When we feel we “ought to” or “should” want something, it is meta-emotion. Sometimes we follow through with the oughts, and sometimes we cave in. You ought to love so-and-so. You ought to enjoy learning. You shouldn’t let people talk to you that way. These oughts are the ammunition of meta-emotions. These oughts, though, can weigh heavily on our lives.
Self-Esteem and Meditation
While creating the self through our meta-emotions, we have also created the self-esteem. How often these meta-emotions end in conflict or failure to appeal to them, can destroy someone’s self-esteem. The meta-emotional shame we feel about your anger, sadness, or even joy is no mere emotion. It is a judgement on the essential nature of yourself.
“I have found that most of the people I consider slightly off their base are merely victims of too much introspection”
Carl Laemmle in On the Meaning of Life
There is an idea that reflection makes people depressed, and in a sense that can be true.
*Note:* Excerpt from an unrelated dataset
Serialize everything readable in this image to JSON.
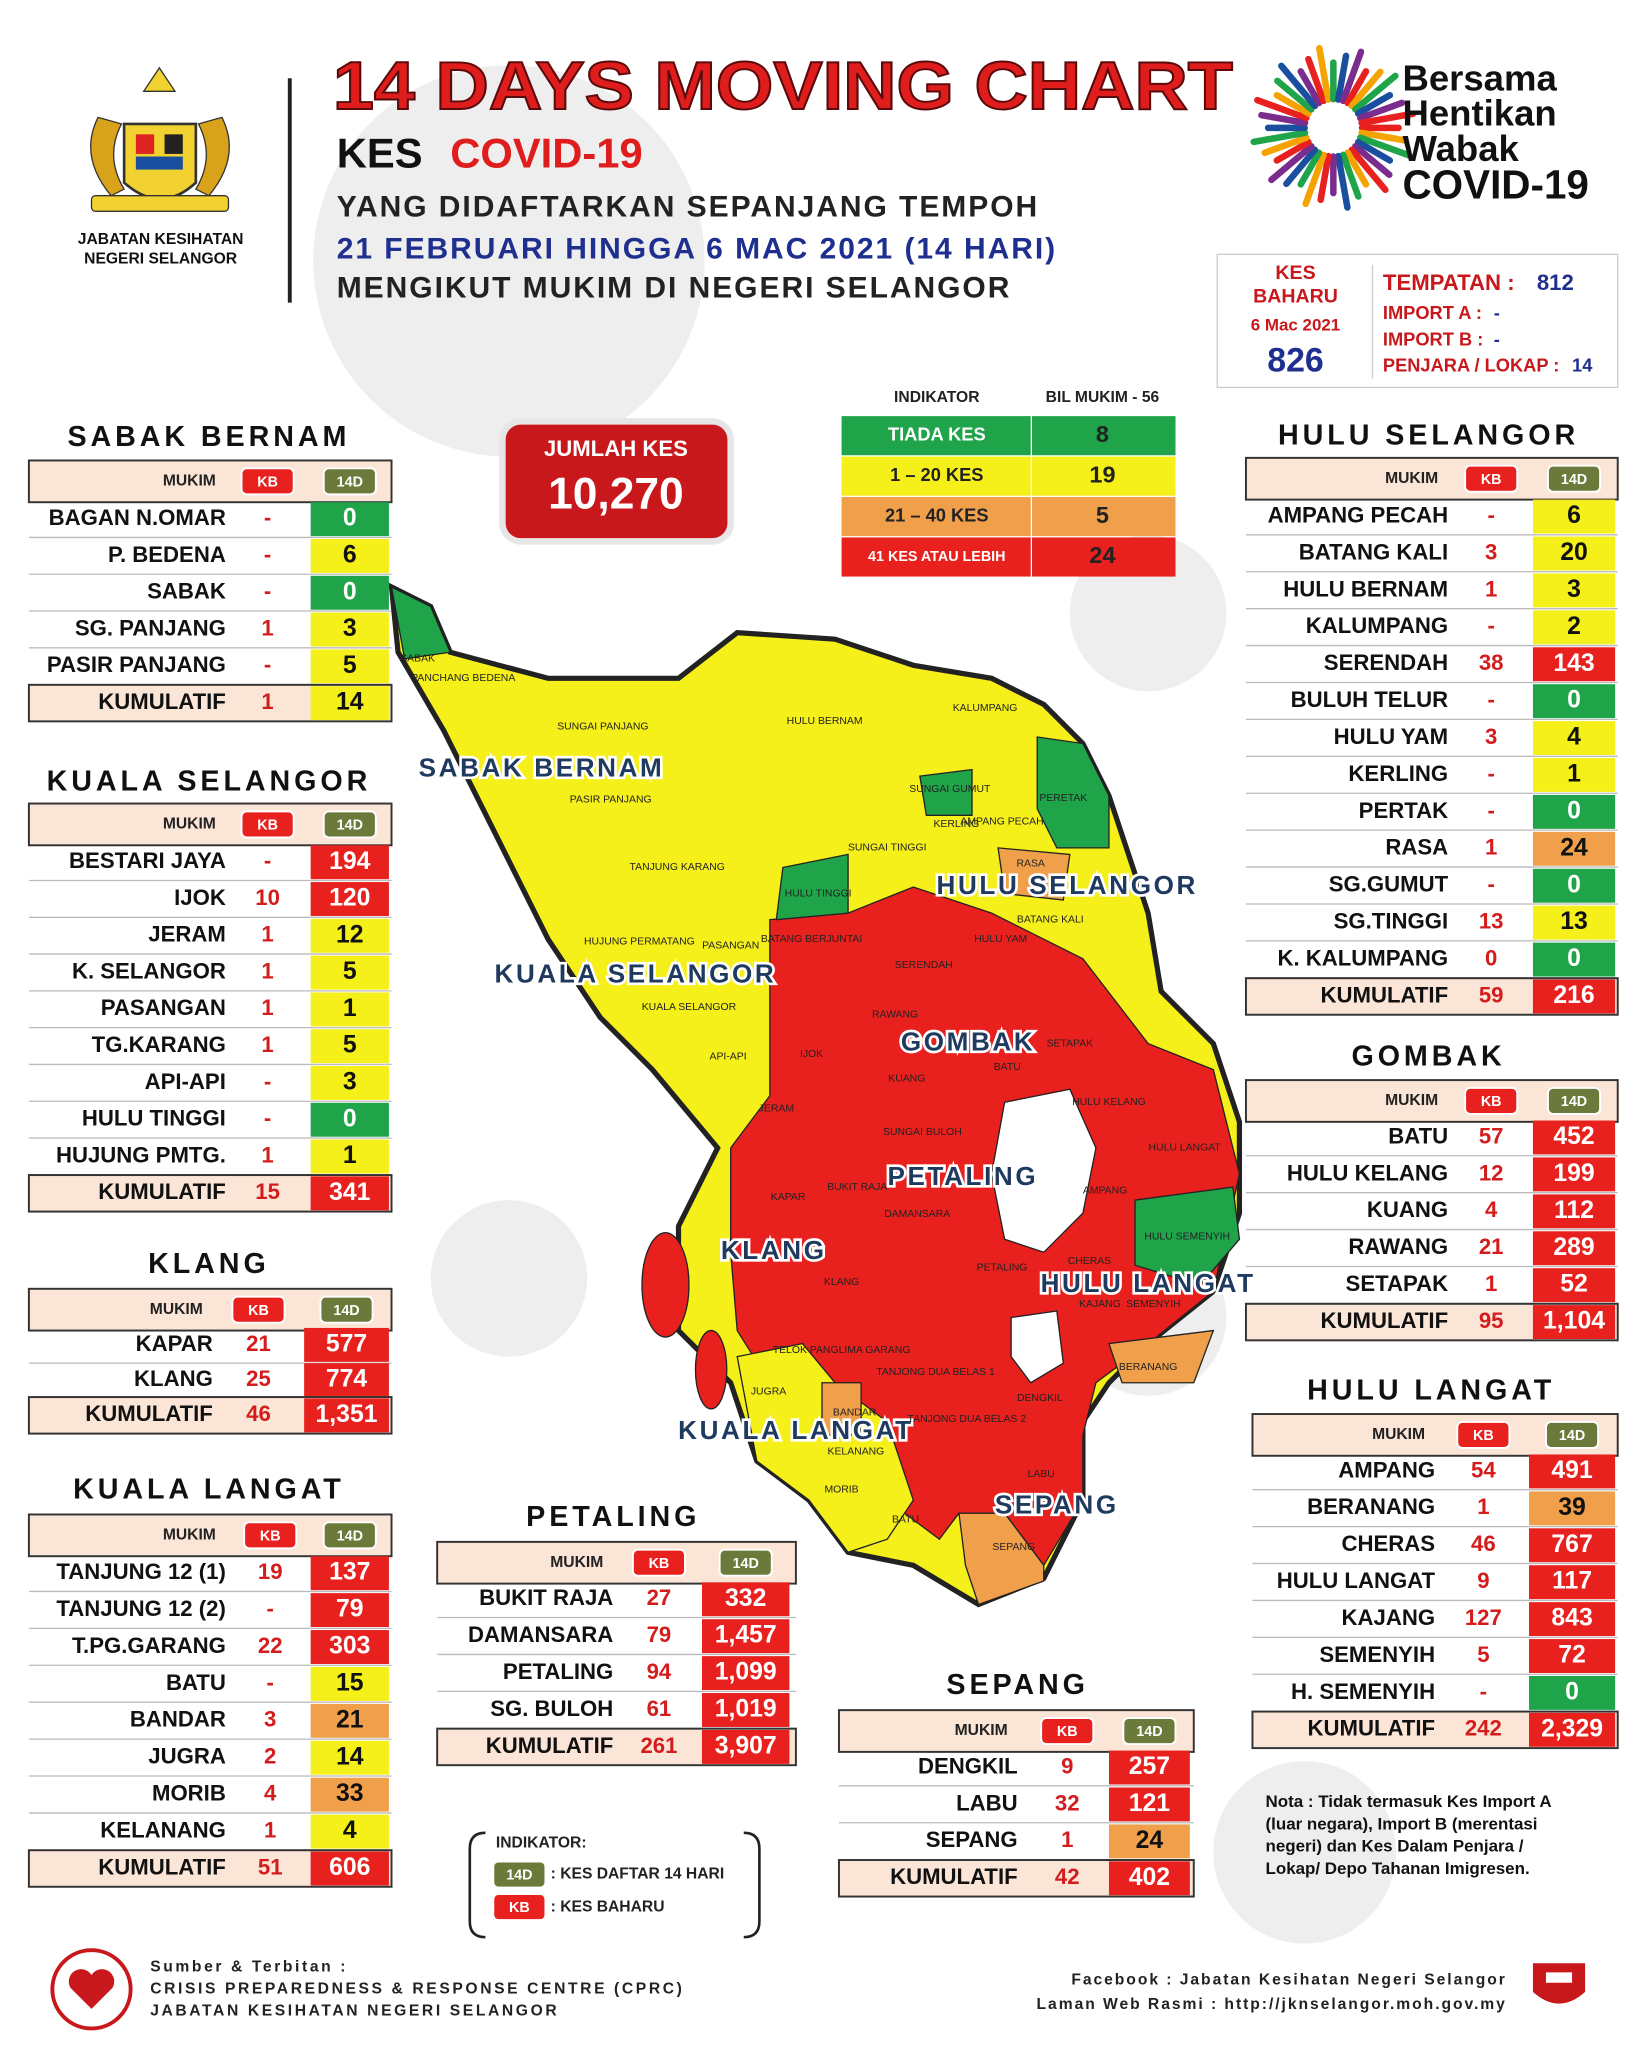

The more we become conscious of our emotions, the more we can judge them as wrong. And any action or feeling, give the right logical reasonings can be made wrong and shame provoking. A common example is the ability to be ashamed of the things we are not aware of in our lives that might be complicit in unethical practice. Something as innocuous as the food you eat could cause a highly-introspective person to feel shame if it did not come from an ethical source.
We build ourselves out of the moments where we reflect on our feelings and judging them to be good or evil. The source of the judgements we make are complex and sometimes wrong, and they can wreak havoc on our psyches.
The solution is not to think of these meta-emotions as higher goals, but to listen to them in a somewhat stoic way. This is common practice in Zen meditation. We watch our thoughts go b without attributing value judgements on them. In this way, we can, perhaps for the first time, actually hear the original emotion beneath all the judgement. Meditation is like a meta-emotion in that it makes emotion conscious, but it is different in that it does not judge it. Its “judgement” is acceptance, not rejection nor righteousness.
“A profoundly accepting, inclusive attitude toward all our internal experience, a nonjudgemental approach, is a hallmark both of the analyst’s free-floating attention and of the Buddhist mindfulness.”